Additions: Drew Lock (QB – Denver), Noah Fant (TE – Denver)
Losses: Russell Wilson (QB – Denver), Gerald Everett (TE – LA Chargers)
Impact Picks: Round 1, Pick 9; Round 2, Picks 40 & 41; Round 3, Pick 72
Fantasy Needs: Quarterback, Offensive Line, Depth Running Back
The Seattle Seahawks are currently in the middle of blowing it up. They traded Russell Wilson for some parts (Noah Fant as the centerpiece) and some picks (the #9 as the centerpiece), but they are still… lacking. After all, Russell Wilson will cover up a lot of blemishes if you give him the ball enough times and tell him to cook. But, they no longer have that luxury. Many dreamers/mock drafters hope and pray that Malik Willis falls to them at #9, but with Carolina, Detroit, and Atlanta all picking in front of Seattle, it’s highly unlikely he falls to them at nine. Instead, they likely look into the second-or-third round, selecting Kenny Pickett or even Desmond Ridder (who is a destitute man’s version of Malik Willis). It’s entirely possible, too, that the Seahawks package 9, 40, and 41, toss ‘em to the Lions for #2, and get their dude.
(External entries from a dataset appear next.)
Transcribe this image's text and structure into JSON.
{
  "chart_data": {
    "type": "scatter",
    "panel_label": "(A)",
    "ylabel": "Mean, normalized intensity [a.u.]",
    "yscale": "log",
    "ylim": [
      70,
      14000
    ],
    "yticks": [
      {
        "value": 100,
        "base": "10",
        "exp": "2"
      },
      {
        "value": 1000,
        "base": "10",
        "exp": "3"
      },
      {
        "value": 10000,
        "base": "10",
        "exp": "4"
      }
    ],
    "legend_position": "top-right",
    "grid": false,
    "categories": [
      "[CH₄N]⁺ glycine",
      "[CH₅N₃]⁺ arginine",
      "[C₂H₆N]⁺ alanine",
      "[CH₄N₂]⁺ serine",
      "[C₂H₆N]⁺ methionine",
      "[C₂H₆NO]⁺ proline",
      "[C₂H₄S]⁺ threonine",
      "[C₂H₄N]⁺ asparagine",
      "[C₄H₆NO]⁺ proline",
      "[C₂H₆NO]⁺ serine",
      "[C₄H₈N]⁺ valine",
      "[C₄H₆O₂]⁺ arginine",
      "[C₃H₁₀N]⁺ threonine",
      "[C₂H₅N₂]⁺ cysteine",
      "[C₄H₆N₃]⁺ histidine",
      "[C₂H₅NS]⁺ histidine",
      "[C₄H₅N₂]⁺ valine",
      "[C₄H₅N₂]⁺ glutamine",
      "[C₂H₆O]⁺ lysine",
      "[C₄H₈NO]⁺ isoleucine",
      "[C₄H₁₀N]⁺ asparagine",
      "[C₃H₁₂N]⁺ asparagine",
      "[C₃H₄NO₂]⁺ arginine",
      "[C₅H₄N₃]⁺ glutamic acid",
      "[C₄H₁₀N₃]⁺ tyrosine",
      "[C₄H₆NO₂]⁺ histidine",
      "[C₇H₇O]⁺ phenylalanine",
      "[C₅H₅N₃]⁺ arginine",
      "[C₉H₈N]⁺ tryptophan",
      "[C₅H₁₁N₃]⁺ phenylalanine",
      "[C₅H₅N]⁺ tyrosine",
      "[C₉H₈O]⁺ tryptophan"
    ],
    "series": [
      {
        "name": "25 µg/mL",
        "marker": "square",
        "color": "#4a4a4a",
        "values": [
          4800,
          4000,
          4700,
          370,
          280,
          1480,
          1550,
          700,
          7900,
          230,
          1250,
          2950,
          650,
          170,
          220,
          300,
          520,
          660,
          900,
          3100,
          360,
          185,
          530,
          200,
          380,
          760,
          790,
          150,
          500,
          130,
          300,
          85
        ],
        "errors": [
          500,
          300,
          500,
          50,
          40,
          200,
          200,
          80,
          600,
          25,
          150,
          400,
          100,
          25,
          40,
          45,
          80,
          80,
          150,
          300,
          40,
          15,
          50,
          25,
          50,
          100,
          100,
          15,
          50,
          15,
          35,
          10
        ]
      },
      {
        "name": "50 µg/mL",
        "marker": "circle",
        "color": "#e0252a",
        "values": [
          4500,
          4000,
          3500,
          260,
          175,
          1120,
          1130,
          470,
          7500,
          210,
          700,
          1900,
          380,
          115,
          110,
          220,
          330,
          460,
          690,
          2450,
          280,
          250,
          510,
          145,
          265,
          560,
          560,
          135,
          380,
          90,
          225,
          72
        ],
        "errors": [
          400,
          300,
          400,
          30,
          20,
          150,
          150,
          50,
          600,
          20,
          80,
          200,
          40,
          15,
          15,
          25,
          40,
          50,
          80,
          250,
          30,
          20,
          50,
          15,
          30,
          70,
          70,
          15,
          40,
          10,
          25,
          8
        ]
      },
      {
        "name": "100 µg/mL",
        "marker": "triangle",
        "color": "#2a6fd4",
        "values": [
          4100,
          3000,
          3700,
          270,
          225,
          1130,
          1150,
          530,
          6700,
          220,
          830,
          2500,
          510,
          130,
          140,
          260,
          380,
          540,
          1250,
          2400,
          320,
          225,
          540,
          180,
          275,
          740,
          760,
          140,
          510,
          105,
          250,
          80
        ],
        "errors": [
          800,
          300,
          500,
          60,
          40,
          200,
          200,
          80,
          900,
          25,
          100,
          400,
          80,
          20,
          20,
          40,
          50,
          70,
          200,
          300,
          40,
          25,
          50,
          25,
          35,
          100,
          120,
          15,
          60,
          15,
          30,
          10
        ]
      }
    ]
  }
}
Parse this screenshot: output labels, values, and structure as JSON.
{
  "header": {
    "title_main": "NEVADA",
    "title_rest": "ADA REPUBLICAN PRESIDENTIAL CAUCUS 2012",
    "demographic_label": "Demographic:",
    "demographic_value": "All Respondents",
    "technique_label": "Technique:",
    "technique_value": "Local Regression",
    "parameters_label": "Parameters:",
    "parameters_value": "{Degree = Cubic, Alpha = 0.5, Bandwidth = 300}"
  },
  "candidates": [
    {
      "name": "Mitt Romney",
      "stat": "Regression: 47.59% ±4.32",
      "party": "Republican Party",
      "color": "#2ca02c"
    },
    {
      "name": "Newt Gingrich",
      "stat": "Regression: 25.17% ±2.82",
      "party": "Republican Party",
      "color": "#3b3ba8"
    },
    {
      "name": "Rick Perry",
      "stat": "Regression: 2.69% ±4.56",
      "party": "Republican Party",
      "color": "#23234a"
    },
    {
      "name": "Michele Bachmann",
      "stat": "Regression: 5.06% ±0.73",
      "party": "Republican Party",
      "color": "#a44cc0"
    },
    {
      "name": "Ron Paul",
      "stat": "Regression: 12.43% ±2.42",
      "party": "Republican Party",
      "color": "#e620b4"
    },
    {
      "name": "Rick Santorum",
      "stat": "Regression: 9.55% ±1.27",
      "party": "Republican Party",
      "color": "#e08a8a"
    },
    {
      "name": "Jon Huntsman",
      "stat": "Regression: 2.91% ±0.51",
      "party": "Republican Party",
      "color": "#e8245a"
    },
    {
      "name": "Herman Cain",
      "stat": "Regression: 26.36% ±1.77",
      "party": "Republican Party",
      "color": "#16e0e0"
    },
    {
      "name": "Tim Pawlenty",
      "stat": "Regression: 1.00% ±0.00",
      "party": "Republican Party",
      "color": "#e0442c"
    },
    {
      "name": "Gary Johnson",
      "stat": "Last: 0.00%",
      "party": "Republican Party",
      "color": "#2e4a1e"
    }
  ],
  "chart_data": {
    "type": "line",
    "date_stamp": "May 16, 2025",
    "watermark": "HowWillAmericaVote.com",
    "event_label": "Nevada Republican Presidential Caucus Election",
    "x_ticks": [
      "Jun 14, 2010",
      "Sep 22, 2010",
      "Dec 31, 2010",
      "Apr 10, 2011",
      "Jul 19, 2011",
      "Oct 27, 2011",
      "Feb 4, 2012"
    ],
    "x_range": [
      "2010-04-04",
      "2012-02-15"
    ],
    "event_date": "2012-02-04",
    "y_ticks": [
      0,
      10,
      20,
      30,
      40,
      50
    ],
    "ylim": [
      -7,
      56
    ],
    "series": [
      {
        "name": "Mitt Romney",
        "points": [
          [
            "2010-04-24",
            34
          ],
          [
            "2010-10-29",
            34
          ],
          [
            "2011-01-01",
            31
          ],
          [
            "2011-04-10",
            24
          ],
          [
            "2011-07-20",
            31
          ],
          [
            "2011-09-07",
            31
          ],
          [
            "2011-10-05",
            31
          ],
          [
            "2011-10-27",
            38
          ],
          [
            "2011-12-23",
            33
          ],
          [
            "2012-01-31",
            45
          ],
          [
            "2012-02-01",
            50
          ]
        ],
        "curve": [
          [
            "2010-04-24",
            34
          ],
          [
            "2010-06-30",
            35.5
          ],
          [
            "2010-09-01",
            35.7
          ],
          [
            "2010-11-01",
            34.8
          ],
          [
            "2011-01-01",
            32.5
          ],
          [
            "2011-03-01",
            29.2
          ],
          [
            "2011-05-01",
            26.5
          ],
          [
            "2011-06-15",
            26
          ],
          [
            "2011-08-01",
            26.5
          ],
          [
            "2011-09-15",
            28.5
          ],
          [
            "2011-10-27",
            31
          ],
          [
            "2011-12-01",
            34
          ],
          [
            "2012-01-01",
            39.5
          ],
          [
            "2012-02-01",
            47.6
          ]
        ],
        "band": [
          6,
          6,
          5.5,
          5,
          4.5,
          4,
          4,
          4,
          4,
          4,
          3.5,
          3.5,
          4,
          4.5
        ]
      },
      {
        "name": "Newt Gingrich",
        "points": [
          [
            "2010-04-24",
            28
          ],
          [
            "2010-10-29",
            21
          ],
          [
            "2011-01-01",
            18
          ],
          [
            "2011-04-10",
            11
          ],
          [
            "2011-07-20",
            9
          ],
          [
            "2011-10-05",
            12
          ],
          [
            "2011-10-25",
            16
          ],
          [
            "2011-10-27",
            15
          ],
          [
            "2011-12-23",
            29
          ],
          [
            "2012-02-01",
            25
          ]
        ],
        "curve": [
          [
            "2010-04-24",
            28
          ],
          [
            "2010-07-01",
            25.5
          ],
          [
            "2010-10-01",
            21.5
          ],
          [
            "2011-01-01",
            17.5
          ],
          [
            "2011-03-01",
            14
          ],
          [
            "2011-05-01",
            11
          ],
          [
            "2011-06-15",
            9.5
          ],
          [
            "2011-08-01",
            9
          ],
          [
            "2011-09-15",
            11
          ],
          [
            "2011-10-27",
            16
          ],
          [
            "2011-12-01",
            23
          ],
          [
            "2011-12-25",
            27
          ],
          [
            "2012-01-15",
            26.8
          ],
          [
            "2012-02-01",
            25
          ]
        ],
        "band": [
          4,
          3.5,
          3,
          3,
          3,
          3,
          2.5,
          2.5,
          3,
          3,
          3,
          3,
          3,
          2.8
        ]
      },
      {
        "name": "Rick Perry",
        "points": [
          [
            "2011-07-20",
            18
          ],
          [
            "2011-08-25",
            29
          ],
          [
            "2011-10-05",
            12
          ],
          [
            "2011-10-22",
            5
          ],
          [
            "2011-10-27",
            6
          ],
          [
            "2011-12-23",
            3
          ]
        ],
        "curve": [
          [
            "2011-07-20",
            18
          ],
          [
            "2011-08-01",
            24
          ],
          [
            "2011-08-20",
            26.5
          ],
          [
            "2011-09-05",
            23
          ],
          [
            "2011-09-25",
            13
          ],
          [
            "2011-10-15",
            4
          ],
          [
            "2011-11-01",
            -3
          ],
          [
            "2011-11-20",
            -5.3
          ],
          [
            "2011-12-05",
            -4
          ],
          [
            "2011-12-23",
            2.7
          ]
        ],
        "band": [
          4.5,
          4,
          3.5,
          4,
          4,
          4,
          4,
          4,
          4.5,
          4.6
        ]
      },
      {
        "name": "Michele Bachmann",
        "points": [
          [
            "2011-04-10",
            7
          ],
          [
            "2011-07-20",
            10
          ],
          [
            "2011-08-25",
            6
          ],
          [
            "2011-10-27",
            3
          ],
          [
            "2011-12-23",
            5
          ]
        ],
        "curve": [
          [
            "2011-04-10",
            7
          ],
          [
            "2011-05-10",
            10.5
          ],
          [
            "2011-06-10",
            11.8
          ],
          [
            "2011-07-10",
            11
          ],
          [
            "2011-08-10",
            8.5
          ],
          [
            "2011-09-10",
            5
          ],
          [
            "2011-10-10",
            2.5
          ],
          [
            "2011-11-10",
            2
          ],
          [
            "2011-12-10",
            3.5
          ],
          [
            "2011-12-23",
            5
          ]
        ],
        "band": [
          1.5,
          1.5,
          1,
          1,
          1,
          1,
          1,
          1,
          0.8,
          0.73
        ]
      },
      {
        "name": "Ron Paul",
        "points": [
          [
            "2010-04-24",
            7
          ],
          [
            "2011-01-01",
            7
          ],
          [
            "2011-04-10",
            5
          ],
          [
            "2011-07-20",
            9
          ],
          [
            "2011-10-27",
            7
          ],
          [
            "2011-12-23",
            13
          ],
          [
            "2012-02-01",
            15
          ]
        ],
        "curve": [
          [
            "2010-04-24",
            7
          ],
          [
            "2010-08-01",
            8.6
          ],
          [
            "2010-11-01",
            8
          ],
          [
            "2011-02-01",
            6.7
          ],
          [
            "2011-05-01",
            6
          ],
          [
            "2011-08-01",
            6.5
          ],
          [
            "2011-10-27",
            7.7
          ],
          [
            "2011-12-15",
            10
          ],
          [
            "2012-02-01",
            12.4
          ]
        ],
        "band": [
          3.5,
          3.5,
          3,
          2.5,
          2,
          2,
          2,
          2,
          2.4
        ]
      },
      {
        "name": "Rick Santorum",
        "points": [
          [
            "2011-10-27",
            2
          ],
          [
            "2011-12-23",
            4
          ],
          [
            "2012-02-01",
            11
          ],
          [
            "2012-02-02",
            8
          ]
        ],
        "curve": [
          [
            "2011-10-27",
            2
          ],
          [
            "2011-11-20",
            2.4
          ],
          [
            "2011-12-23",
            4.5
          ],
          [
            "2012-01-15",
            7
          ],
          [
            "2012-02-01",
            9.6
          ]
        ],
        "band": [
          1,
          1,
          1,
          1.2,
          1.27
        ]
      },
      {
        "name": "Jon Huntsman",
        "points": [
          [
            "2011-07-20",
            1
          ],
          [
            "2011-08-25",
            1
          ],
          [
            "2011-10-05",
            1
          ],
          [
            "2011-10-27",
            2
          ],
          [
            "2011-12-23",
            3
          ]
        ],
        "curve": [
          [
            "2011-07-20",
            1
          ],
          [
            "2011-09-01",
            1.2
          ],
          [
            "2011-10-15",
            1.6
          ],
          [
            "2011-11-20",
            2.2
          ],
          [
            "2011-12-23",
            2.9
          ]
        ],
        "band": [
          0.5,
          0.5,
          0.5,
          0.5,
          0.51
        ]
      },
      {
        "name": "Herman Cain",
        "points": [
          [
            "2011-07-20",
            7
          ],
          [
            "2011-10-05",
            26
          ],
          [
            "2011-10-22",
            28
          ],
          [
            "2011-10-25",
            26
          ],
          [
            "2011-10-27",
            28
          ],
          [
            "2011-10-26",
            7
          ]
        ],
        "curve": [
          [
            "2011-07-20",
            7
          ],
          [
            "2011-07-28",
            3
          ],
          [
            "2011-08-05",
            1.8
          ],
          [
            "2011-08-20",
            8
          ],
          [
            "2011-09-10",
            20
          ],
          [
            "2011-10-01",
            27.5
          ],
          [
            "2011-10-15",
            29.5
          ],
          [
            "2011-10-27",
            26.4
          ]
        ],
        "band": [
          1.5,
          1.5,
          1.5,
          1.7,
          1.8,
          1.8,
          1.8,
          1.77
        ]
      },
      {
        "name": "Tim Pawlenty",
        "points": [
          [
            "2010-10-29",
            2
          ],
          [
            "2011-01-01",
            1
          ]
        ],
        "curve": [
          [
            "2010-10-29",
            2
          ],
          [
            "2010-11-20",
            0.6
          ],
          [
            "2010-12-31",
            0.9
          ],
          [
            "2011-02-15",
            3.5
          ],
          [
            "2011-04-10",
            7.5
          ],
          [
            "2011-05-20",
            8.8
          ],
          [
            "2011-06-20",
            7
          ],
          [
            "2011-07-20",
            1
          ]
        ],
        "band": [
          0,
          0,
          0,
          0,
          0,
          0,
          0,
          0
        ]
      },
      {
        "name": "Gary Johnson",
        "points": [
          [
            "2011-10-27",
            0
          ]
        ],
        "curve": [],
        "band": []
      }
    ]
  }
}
The Seahawks have an issue at running back, too. They have Rashaad Penny (who suddenly isn’t a bust) and Chris Carson… for now. The two running backs have shared the backfield (both getting double-digit touches) just four times since Penny joined the roster in 2018. It’s a dire situation, with both having shaky health situations. Penny is a career-long injury risk and Carson is coming off a neck-injury-turned-surgery, which can’t be good. The Seahawks likely look at a middle-round running back with a similar hard-running style to Penny and Carson. Alabama’s Brian Robinson, BYU’s Tyler Allgeier, and Florida’s Dameon Pierce all fit this mold at different price points in the draft.
And, as always, the Seahawks could use some help along the offensive line, with the fifth-worst run block win rate and a middling pass block win rate in 2021.